The problem with the oversimplification of “social media is for the young” is that it implicitly discredits social as a platform for reaching everyone else. A report comes out that millennials are quitting Facebook, and the marketing world immediately begins looking for other places to direct their efforts. This is a dangerous and faulty knee-jerk reaction. Hundreds of millions of other potential customers are still there, and with less cynicism and overexposure, are probably more receptive to your messages anyway.

In my opinion, the blanket efficacy of social for millennial marketing is yet another misconception. Companies often believe that just because they use social media personally, millennials will automatically be its best or worse, only targets from a business perspective.
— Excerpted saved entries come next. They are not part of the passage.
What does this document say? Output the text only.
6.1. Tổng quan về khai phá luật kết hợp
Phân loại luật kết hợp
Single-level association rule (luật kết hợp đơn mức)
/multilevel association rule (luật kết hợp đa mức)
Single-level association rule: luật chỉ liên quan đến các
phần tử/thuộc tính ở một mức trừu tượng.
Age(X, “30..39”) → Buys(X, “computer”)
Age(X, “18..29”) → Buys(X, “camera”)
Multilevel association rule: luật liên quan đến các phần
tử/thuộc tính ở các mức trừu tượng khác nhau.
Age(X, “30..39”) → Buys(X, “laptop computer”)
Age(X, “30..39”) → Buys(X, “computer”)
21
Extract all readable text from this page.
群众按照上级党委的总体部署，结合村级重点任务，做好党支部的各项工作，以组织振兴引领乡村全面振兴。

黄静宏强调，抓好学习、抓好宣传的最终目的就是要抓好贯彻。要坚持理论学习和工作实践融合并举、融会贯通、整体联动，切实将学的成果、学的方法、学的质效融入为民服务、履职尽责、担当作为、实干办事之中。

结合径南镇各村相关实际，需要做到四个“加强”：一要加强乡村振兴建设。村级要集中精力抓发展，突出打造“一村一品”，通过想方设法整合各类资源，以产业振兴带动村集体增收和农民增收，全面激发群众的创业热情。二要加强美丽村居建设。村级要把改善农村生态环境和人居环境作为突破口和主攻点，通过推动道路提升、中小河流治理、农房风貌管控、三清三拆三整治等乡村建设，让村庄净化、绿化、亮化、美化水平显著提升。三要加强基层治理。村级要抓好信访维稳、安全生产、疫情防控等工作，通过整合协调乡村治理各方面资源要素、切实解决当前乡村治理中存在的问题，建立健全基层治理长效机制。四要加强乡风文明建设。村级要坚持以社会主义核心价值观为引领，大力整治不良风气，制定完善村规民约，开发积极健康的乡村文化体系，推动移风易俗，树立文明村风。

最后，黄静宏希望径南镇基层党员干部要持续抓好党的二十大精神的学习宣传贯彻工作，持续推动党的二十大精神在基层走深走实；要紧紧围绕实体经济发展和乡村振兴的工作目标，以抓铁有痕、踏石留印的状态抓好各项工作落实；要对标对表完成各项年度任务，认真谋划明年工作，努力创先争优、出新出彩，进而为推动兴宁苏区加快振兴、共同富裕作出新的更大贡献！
I have spoken with countless financial advisors who use social media for business and have had better success reaching new clients of all ages — particularly those in the 35-to-55 age bracket.

Source: Socialware

A recent example of social media millennial myopia comes from BNY Mellon and the University of Oxford’s Said Business School. In “Want to Win Millennials? Don’t Bet on Social Media,” they concluded that less than 1% of millennials want financial services providers to connect with them through social media. The implication of the article is that if millennials aren’t biting on social, no one will. This assumption, again, is incorrect.

Social media works, even in highly regulated industries like financial services. You can reach millennials, if you do it right. But even if you couldn’t, so what? There are hundreds of millions of GenXers, boomers and beyond socializing away online, and they have money to invest and protect, too.

Social Success at Every Age, in Every Industry

Benefiting from social media is all about knowing how to use it effectively and which tactics to use to target the right audience. Let’s stop focusing on age, generation and even survey results to “prove” the power of social. With thoughtful content, meaningful interactions and strategic decisions, age is truly just a number.